В редакции было тихо, лишь снизу, где помещалась типография, глухо и монотонно доносилось погромыхивание работающих печатных машин.
Узким коридором, увешанным объявлениями, приказами и графиками, Чадов прошел в секретариат.
Дежурный помощник секретаря Востриков, посвистывая, разглядывал третью полосу, испещренную редакторскими пометками.
— Вот наделал «конвертов», а? — воскликнул он, увидев Чадова. На пухлом конопатом лице Вострикова светился непонятный восторг. — Вот дает жизни Телегину, а?

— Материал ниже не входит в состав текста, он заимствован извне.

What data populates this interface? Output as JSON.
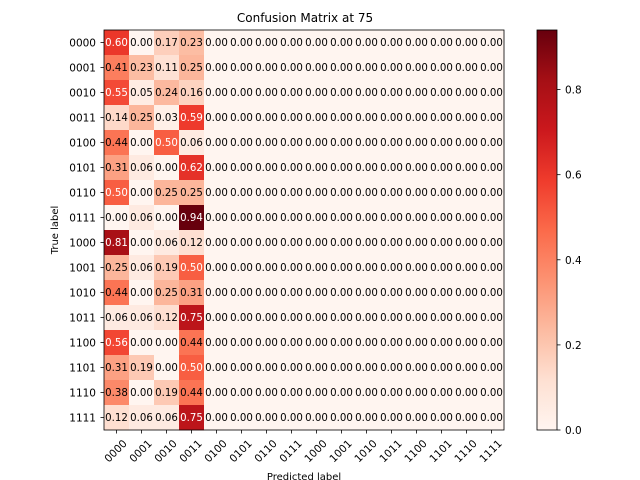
{
  "chart_data": {
    "type": "heatmap",
    "title": "Confusion Matrix at 75",
    "xlabel": "Predicted label",
    "ylabel": "True label",
    "x_categories": [
      "0000",
      "0001",
      "0010",
      "0011",
      "0100",
      "0101",
      "0110",
      "0111",
      "1000",
      "1001",
      "1010",
      "1011",
      "1100",
      "1101",
      "1110",
      "1111"
    ],
    "y_categories": [
      "0000",
      "0001",
      "0010",
      "0011",
      "0100",
      "0101",
      "0110",
      "0111",
      "1000",
      "1001",
      "1010",
      "1011",
      "1100",
      "1101",
      "1110",
      "1111"
    ],
    "values": [
      [
        0.6,
        0.0,
        0.17,
        0.23,
        0,
        0,
        0,
        0,
        0,
        0,
        0,
        0,
        0,
        0,
        0,
        0
      ],
      [
        0.41,
        0.23,
        0.11,
        0.25,
        0,
        0,
        0,
        0,
        0,
        0,
        0,
        0,
        0,
        0,
        0,
        0
      ],
      [
        0.55,
        0.05,
        0.24,
        0.16,
        0,
        0,
        0,
        0,
        0,
        0,
        0,
        0,
        0,
        0,
        0,
        0
      ],
      [
        0.14,
        0.25,
        0.03,
        0.59,
        0,
        0,
        0,
        0,
        0,
        0,
        0,
        0,
        0,
        0,
        0,
        0
      ],
      [
        0.44,
        0.0,
        0.5,
        0.06,
        0,
        0,
        0,
        0,
        0,
        0,
        0,
        0,
        0,
        0,
        0,
        0
      ],
      [
        0.31,
        0.06,
        0.0,
        0.62,
        0,
        0,
        0,
        0,
        0,
        0,
        0,
        0,
        0,
        0,
        0,
        0
      ],
      [
        0.5,
        0.0,
        0.25,
        0.25,
        0,
        0,
        0,
        0,
        0,
        0,
        0,
        0,
        0,
        0,
        0,
        0
      ],
      [
        0.0,
        0.06,
        0.0,
        0.94,
        0,
        0,
        0,
        0,
        0,
        0,
        0,
        0,
        0,
        0,
        0,
        0
      ],
      [
        0.81,
        0.0,
        0.06,
        0.12,
        0,
        0,
        0,
        0,
        0,
        0,
        0,
        0,
        0,
        0,
        0,
        0
      ],
      [
        0.25,
        0.06,
        0.19,
        0.5,
        0,
        0,
        0,
        0,
        0,
        0,
        0,
        0,
        0,
        0,
        0,
        0
      ],
      [
        0.44,
        0.0,
        0.25,
        0.31,
        0,
        0,
        0,
        0,
        0,
        0,
        0,
        0,
        0,
        0,
        0,
        0
      ],
      [
        0.06,
        0.06,
        0.12,
        0.75,
        0,
        0,
        0,
        0,
        0,
        0,
        0,
        0,
        0,
        0,
        0,
        0
      ],
      [
        0.56,
        0.0,
        0.0,
        0.44,
        0,
        0,
        0,
        0,
        0,
        0,
        0,
        0,
        0,
        0,
        0,
        0
      ],
      [
        0.31,
        0.19,
        0.0,
        0.5,
        0,
        0,
        0,
        0,
        0,
        0,
        0,
        0,
        0,
        0,
        0,
        0
      ],
      [
        0.38,
        0.0,
        0.19,
        0.44,
        0,
        0,
        0,
        0,
        0,
        0,
        0,
        0,
        0,
        0,
        0,
        0
      ],
      [
        0.12,
        0.06,
        0.06,
        0.75,
        0,
        0,
        0,
        0,
        0,
        0,
        0,
        0,
        0,
        0,
        0,
        0
      ]
    ],
    "value_format": "0.00",
    "colormap": "Reds",
    "colormap_stops": [
      "#fff5f0",
      "#fee0d2",
      "#fcbba1",
      "#fc9272",
      "#fb6a4a",
      "#ef3b2c",
      "#cb181d",
      "#a50f15",
      "#67000d"
    ],
    "color_range": [
      0,
      0.94
    ],
    "colorbar": {
      "ticks": [
        0.0,
        0.2,
        0.4,
        0.6,
        0.8
      ],
      "tick_labels": [
        "0.0",
        "0.2",
        "0.4",
        "0.6",
        "0.8"
      ],
      "placement": "right"
    },
    "grid": false
  }
}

Чадов небрежно повернул к себе полосу. Так и есть — опять пострадали два материала, которые готовил к печати заведующий отделом лесной промышленности Телегин. Чадовская корреспонденция осталась почти нетронутой.
— Не понимаю, чему ты радуешься? — пожал плечами Чадов, усаживаясь на диван и закуривая.

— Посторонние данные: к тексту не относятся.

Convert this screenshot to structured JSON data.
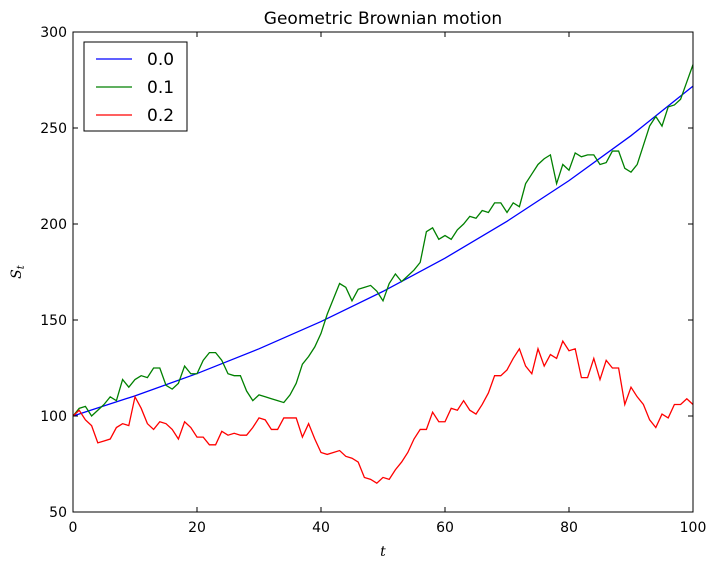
{
  "chart_data": {
    "type": "line",
    "title": "Geometric Brownian motion",
    "xlabel": "t",
    "ylabel_main": "S",
    "ylabel_sub": "t",
    "xlim": [
      0,
      100
    ],
    "ylim": [
      50,
      300
    ],
    "xticks": [
      0,
      20,
      40,
      60,
      80,
      100
    ],
    "yticks": [
      50,
      100,
      150,
      200,
      250,
      300
    ],
    "grid": false,
    "legend_position": "top-left",
    "series": [
      {
        "name": "0.0",
        "color": "#0000ff",
        "formula": "100*exp(0.01*t)",
        "x": [
          0,
          10,
          20,
          30,
          40,
          50,
          60,
          70,
          80,
          90,
          100
        ],
        "values": [
          100,
          110.5,
          122.1,
          135.0,
          149.2,
          164.9,
          182.2,
          201.4,
          222.6,
          246.0,
          271.8
        ]
      },
      {
        "name": "0.1",
        "color": "#008000",
        "x": [
          0,
          1,
          2,
          3,
          4,
          5,
          6,
          7,
          8,
          9,
          10,
          11,
          12,
          13,
          14,
          15,
          16,
          17,
          18,
          19,
          20,
          21,
          22,
          23,
          24,
          25,
          26,
          27,
          28,
          29,
          30,
          31,
          32,
          33,
          34,
          35,
          36,
          37,
          38,
          39,
          40,
          41,
          42,
          43,
          44,
          45,
          46,
          47,
          48,
          49,
          50,
          51,
          52,
          53,
          54,
          55,
          56,
          57,
          58,
          59,
          60,
          61,
          62,
          63,
          64,
          65,
          66,
          67,
          68,
          69,
          70,
          71,
          72,
          73,
          74,
          75,
          76,
          77,
          78,
          79,
          80,
          81,
          82,
          83,
          84,
          85,
          86,
          87,
          88,
          89,
          90,
          91,
          92,
          93,
          94,
          95,
          96,
          97,
          98,
          99,
          100
        ],
        "values": [
          100,
          104,
          105,
          100,
          103,
          106,
          110,
          108,
          119,
          115,
          119,
          121,
          120,
          125,
          125,
          116,
          114,
          117,
          126,
          122,
          122,
          129,
          133,
          133,
          129,
          122,
          121,
          121,
          113,
          108,
          111,
          110,
          109,
          108,
          107,
          111,
          117,
          127,
          131,
          136,
          143,
          153,
          161,
          169,
          167,
          160,
          166,
          167,
          168,
          165,
          160,
          169,
          174,
          170,
          173,
          176,
          180,
          196,
          198,
          192,
          194,
          192,
          197,
          200,
          204,
          203,
          207,
          206,
          211,
          211,
          206,
          211,
          209,
          221,
          226,
          231,
          234,
          236,
          221,
          231,
          228,
          237,
          235,
          236,
          236,
          231,
          232,
          238,
          238,
          229,
          227,
          231,
          241,
          251,
          256,
          251,
          261,
          262,
          265,
          274,
          283
        ]
      },
      {
        "name": "0.2",
        "color": "#ff0000",
        "x": [
          0,
          1,
          2,
          3,
          4,
          5,
          6,
          7,
          8,
          9,
          10,
          11,
          12,
          13,
          14,
          15,
          16,
          17,
          18,
          19,
          20,
          21,
          22,
          23,
          24,
          25,
          26,
          27,
          28,
          29,
          30,
          31,
          32,
          33,
          34,
          35,
          36,
          37,
          38,
          39,
          40,
          41,
          42,
          43,
          44,
          45,
          46,
          47,
          48,
          49,
          50,
          51,
          52,
          53,
          54,
          55,
          56,
          57,
          58,
          59,
          60,
          61,
          62,
          63,
          64,
          65,
          66,
          67,
          68,
          69,
          70,
          71,
          72,
          73,
          74,
          75,
          76,
          77,
          78,
          79,
          80,
          81,
          82,
          83,
          84,
          85,
          86,
          87,
          88,
          89,
          90,
          91,
          92,
          93,
          94,
          95,
          96,
          97,
          98,
          99,
          100
        ],
        "values": [
          100,
          103,
          98,
          95,
          86,
          87,
          88,
          94,
          96,
          95,
          110,
          104,
          96,
          93,
          97,
          96,
          93,
          88,
          97,
          94,
          89,
          89,
          85,
          85,
          92,
          90,
          91,
          90,
          90,
          94,
          99,
          98,
          93,
          93,
          99,
          99,
          99,
          89,
          96,
          88,
          81,
          80,
          81,
          82,
          79,
          78,
          76,
          68,
          67,
          65,
          68,
          67,
          72,
          76,
          81,
          88,
          93,
          93,
          102,
          97,
          97,
          104,
          103,
          108,
          103,
          101,
          106,
          112,
          121,
          121,
          124,
          130,
          135,
          126,
          122,
          135,
          126,
          132,
          130,
          139,
          134,
          135,
          120,
          120,
          130,
          119,
          129,
          125,
          125,
          106,
          115,
          110,
          106,
          98,
          94,
          101,
          99,
          106,
          106,
          109,
          106
        ]
      }
    ]
  }
}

— Скажи, как это тебе нравится, а? — сразу же переменил тон Востриков. — Через час полосу на матрицирование сдавать, а тут больше ста строк полетело! Нет, каково, а?

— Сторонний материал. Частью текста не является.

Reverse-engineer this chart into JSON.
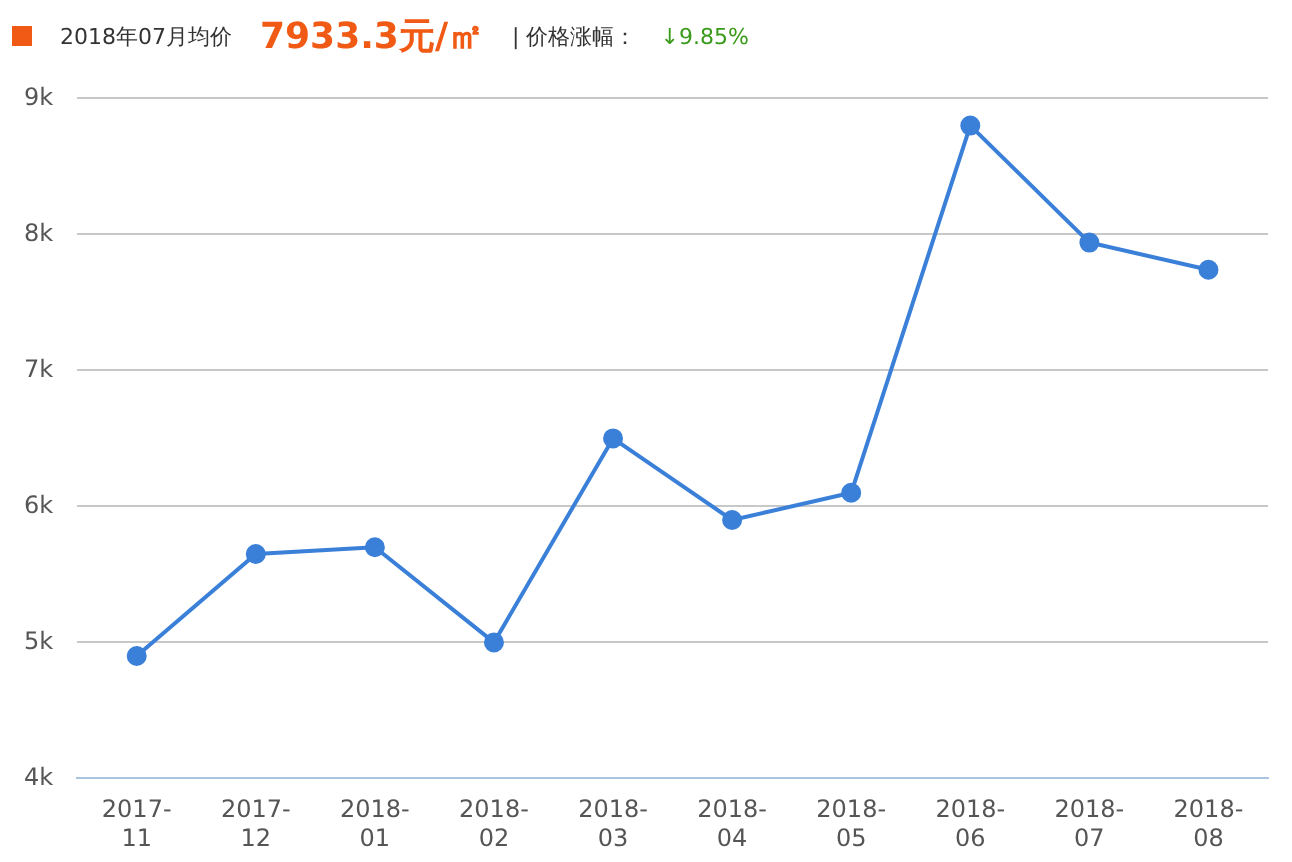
{
  "chart_data": {
    "type": "line",
    "title": "2018年07月均价",
    "annotations": [
      "7933.3元/㎡",
      "| 价格涨幅：",
      "↓9.85%"
    ],
    "categories": [
      "2017-11",
      "2017-12",
      "2018-01",
      "2018-02",
      "2018-03",
      "2018-04",
      "2018-05",
      "2018-06",
      "2018-07",
      "2018-08"
    ],
    "series": [
      {
        "color": "#3a7fd8",
        "values": [
          4900,
          5650,
          5700,
          5000,
          6500,
          5900,
          6100,
          8800,
          7940,
          7740
        ]
      }
    ],
    "ylim": [
      4000,
      9000
    ],
    "yticks": [
      {
        "value": 4000,
        "label": "4k"
      },
      {
        "value": 5000,
        "label": "5k"
      },
      {
        "value": 6000,
        "label": "6k"
      },
      {
        "value": 7000,
        "label": "7k"
      },
      {
        "value": 8000,
        "label": "8k"
      },
      {
        "value": 9000,
        "label": "9k"
      }
    ],
    "grid": "y",
    "marker": "circle",
    "line_style": "solid",
    "legend": false
  }
}
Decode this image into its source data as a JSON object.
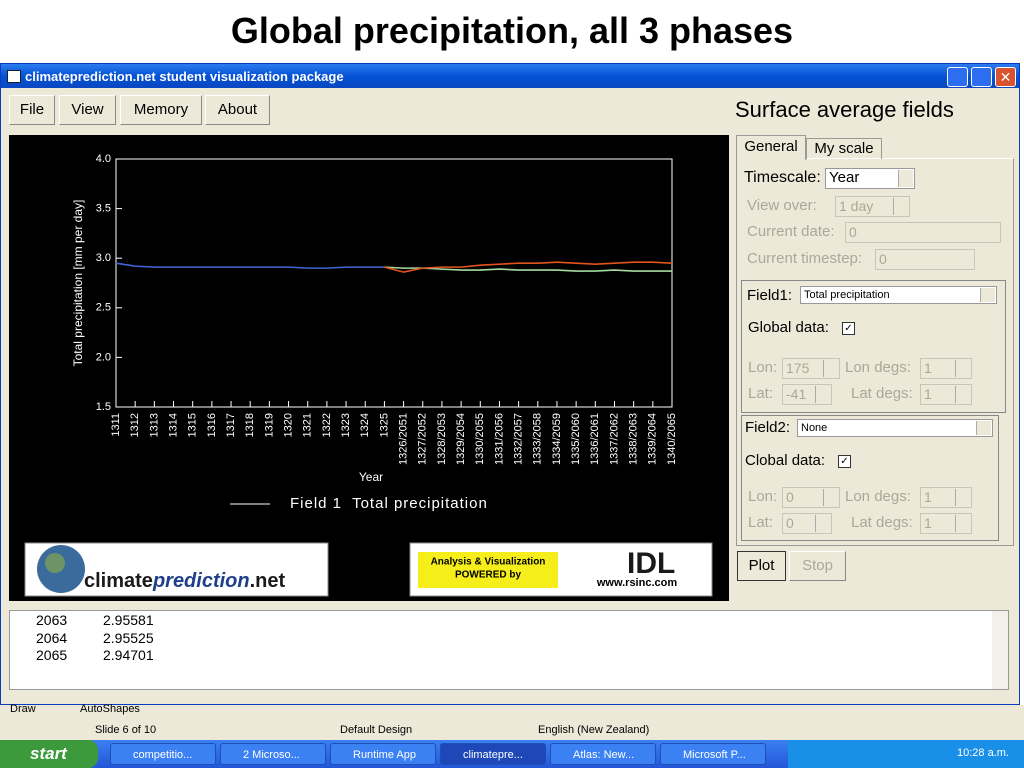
{
  "slide_title": "Global precipitation, all 3 phases",
  "window": {
    "title": "climateprediction.net   student visualization package"
  },
  "menu": [
    "File",
    "View",
    "Memory",
    "About"
  ],
  "panel": {
    "title": "Surface average fields",
    "tabs": [
      "General",
      "My scale"
    ],
    "timescale": {
      "label": "Timescale:",
      "value": "Year"
    },
    "view_over": {
      "label": "View over:",
      "value": "1 day"
    },
    "current_date": {
      "label": "Current date:",
      "value": "0"
    },
    "current_timestep": {
      "label": "Current timestep:",
      "value": "0"
    },
    "field1": {
      "label": "Field1:",
      "value": "Total precipitation",
      "global_label": "Global data:",
      "lon_label": "Lon:",
      "lon": "175",
      "lat_label": "Lat:",
      "lat": "-41",
      "lon_degs_label": "Lon degs:",
      "lon_degs": "1",
      "lat_degs_label": "Lat degs:",
      "lat_degs": "1"
    },
    "field2": {
      "label": "Field2:",
      "value": "None",
      "global_label": "Clobal data:",
      "lon_label": "Lon:",
      "lon": "0",
      "lat_label": "Lat:",
      "lat": "0",
      "lon_degs_label": "Lon degs:",
      "lon_degs": "1",
      "lat_degs_label": "Lat degs:",
      "lat_degs": "1"
    },
    "buttons": [
      "Plot",
      "Stop"
    ]
  },
  "chart_data": {
    "type": "line",
    "x_label": "Year",
    "y_label": "Total precipitation [mm per day]",
    "categories": [
      "1311",
      "1312",
      "1313",
      "1314",
      "1315",
      "1316",
      "1317",
      "1318",
      "1319",
      "1320",
      "1321",
      "1322",
      "1323",
      "1324",
      "1325",
      "1326/2051",
      "1327/2052",
      "1328/2053",
      "1329/2054",
      "1330/2055",
      "1331/2056",
      "1332/2057",
      "1333/2058",
      "1334/2059",
      "1335/2060",
      "1336/2061",
      "1337/2062",
      "1338/2063",
      "1339/2064",
      "1340/2065"
    ],
    "series": [
      {
        "color": "#3f66d8",
        "values": [
          2.95,
          2.92,
          2.91,
          2.91,
          2.91,
          2.91,
          2.91,
          2.91,
          2.91,
          2.91,
          2.9,
          2.9,
          2.91,
          2.91,
          2.91,
          null,
          null,
          null,
          null,
          null,
          null,
          null,
          null,
          null,
          null,
          null,
          null,
          null,
          null,
          null
        ]
      },
      {
        "color": "#a6dc9e",
        "values": [
          null,
          null,
          null,
          null,
          null,
          null,
          null,
          null,
          null,
          null,
          null,
          null,
          null,
          null,
          2.91,
          2.9,
          2.9,
          2.89,
          2.88,
          2.88,
          2.89,
          2.88,
          2.88,
          2.88,
          2.87,
          2.87,
          2.88,
          2.87,
          2.87,
          2.87
        ]
      },
      {
        "color": "#e2541c",
        "values": [
          null,
          null,
          null,
          null,
          null,
          null,
          null,
          null,
          null,
          null,
          null,
          null,
          null,
          null,
          2.91,
          2.86,
          2.9,
          2.91,
          2.91,
          2.93,
          2.94,
          2.95,
          2.95,
          2.96,
          2.95,
          2.94,
          2.95,
          2.96,
          2.96,
          2.95
        ]
      }
    ],
    "legend": {
      "label": "Field 1  Total precipitation",
      "color": "#ffffff"
    },
    "ylim": [
      1.5,
      4.0
    ],
    "yticks": [
      1.5,
      {
        "value": 2,
        "label": "2.0"
      },
      2.5,
      {
        "value": 3,
        "label": "3.0"
      },
      3.5,
      {
        "value": 4,
        "label": "4.0"
      }
    ]
  },
  "logos": {
    "cp": [
      "climate",
      "prediction",
      ".net"
    ],
    "idl_tagline": [
      "Analysis & Visualization",
      "POWERED by"
    ],
    "idl": "IDL",
    "idl_url": "www.rsinc.com"
  },
  "output": {
    "rows": [
      [
        2063,
        2.95581
      ],
      [
        2064,
        2.95525
      ],
      [
        2065,
        2.94701
      ]
    ]
  },
  "toolbar": [
    "Draw",
    "AutoShapes"
  ],
  "status": [
    "Slide 6 of 10",
    "Default Design",
    "English (New Zealand)"
  ],
  "taskbar": {
    "start": "start",
    "items": [
      "competitio...",
      "2 Microso...",
      "Runtime App",
      "climatepre...",
      "Atlas: New...",
      "Microsoft P..."
    ],
    "clock": "10:28 a.m."
  }
}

Теперь его круглое, упитанное личико с большими, широко открытыми глазами выражало такое отчаяние, что на человека, мало знающего Вострикова, оно наверняка произвело бы впечатление. Но Чадов третий год работал с Востриковым и потому спокойно предложил:
— Возьми из запаса и поставь в полосу.
— Из запаса?! — в негодовании Востриков едва не воздел руки к небу. — Какой запас? Где он? Это безобразие! Отпуска отпусками, но газета должна выходить каждый день! Ты много дал в запас? Как у кого более или менее сносный материал, все норовят поскорее в номер протолкнуть. О завтрашнем дне не думают… Так нельзя! Я буду ставить об этом вопрос серьезно.